En fait ce match ce n’était pas un match, c’était une tranche de vie, et pour bien la digérer il faut comprendre ce qui s’est joué sur le terrain (et même un peu dans les vestiaires).

Un mot sur les adversaires avant tout. Depuis plusieurs saisons ils occupaient notre terrain de La Muette sur la tranche horaire de 19h à 20h30. Pendant la période du couvre-feu, où il n’était possible de jouer que jusqu’à 21h, ils avaient accepté (ainsi que leurs « conjoints » Café Aveyronnais) de partager leur créneau avec nous. Nous avions ainsi pu jouer un ou deux matchs avant qu’un resserrement des mesures ne ferme complètement le stade. Pour ces moments de partage ils méritent nos remerciements.

Au coup d’envoi ils étaient juste 11, un douzième joueur est arrivé peu avant la mi-temps. Nous leur avons donc « prêté » un juge de touche et pendant une bonne partie de la première période c’est Anis qui a levé le drapeau pour notre attaque. Alors que traditionnellement chaque équipe arbitre les hors-jeux de l’adversaire, et « protège » donc ses propres buts, il a fait l’inverse et a ainsi annulé notre premier but sur un hors-jeu qui était sans doute réel mais qu’il aurait pu faire semblant de ne pas voir. Ce comportement magnanime n’est pas étonnant de sa part, ni plus généralement de la part du Panthéon FC, mais il mérite d’être mentionné en fonction de la suite des événements.
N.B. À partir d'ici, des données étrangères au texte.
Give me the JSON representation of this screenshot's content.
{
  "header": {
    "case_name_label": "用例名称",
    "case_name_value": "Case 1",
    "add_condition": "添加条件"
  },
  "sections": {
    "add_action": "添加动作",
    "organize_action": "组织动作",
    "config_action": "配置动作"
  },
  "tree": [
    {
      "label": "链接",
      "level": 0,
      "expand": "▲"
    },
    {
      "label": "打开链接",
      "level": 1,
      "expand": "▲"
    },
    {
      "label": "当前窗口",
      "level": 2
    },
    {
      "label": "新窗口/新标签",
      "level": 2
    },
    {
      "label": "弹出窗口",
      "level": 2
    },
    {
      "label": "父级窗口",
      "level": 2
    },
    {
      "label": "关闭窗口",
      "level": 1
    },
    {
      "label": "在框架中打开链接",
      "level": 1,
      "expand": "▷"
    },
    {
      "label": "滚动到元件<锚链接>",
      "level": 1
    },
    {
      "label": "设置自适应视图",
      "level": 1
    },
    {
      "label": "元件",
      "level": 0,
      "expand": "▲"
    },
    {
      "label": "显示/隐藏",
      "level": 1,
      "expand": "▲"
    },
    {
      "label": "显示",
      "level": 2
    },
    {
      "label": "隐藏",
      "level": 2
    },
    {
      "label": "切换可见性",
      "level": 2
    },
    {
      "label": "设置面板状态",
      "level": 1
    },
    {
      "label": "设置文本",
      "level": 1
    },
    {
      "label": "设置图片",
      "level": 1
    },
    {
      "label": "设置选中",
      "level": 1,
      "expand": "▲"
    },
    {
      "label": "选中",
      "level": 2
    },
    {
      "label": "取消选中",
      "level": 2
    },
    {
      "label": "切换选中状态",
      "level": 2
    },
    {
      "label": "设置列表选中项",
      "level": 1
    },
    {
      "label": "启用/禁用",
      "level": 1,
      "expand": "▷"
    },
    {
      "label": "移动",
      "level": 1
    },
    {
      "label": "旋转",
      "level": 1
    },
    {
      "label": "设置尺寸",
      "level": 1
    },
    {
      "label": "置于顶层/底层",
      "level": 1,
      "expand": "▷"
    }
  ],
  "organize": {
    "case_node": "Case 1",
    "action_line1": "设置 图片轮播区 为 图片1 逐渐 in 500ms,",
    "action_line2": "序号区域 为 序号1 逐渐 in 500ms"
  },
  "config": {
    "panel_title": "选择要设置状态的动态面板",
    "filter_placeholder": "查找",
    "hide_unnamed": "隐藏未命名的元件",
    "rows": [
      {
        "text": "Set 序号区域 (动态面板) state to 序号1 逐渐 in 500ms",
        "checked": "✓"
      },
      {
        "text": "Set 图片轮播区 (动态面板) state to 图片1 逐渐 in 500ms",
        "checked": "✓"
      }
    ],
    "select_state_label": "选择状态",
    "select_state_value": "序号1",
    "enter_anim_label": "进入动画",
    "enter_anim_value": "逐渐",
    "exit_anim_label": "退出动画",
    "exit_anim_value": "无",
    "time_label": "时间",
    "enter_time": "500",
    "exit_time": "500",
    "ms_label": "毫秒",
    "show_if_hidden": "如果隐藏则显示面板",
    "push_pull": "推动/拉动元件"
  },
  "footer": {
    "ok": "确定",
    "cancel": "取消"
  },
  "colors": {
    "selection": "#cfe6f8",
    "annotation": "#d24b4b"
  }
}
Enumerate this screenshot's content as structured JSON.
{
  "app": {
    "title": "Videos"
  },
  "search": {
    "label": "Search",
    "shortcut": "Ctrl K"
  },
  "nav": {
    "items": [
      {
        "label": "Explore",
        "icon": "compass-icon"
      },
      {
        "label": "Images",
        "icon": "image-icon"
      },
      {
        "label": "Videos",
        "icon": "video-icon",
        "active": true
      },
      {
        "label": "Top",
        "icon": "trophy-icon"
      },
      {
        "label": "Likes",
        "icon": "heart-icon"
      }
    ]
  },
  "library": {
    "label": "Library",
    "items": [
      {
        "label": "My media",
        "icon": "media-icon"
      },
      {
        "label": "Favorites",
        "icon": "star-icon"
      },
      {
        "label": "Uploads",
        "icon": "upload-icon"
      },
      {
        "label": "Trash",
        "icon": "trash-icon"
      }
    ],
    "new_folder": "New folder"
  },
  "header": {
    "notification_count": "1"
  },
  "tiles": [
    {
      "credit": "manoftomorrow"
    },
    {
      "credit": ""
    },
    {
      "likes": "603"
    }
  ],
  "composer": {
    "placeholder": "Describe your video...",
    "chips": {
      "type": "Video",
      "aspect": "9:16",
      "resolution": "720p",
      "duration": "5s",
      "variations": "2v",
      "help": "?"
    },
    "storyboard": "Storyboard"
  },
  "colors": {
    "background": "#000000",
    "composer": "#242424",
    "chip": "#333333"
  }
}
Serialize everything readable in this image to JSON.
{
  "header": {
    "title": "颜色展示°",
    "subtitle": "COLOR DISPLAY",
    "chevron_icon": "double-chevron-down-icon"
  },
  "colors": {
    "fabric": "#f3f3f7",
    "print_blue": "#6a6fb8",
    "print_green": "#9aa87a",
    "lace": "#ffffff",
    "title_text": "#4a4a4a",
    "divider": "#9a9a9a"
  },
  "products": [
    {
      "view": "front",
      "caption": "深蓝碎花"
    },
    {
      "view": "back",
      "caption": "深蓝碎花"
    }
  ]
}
L’arbitre était petit et âgé. Cela aussi mérite d’être mentionné pour la suite. Il a commis un certain nombre d’erreurs très probablement involontaires et à mon avis assez équitablement réparties. Il avait une gestuelle très spécifique sur certains coups francs pour indiquer en faveur de qui il était sifflé. Une sorte de fente d’escrimeur, le bras tendu dans la direction de l’équipe sanctionnée, chorégraphie admirablement reproduite avant le match dans les vestiaires par Nicolas E qui se souvenait qu’il nous avait déjà arbitrés.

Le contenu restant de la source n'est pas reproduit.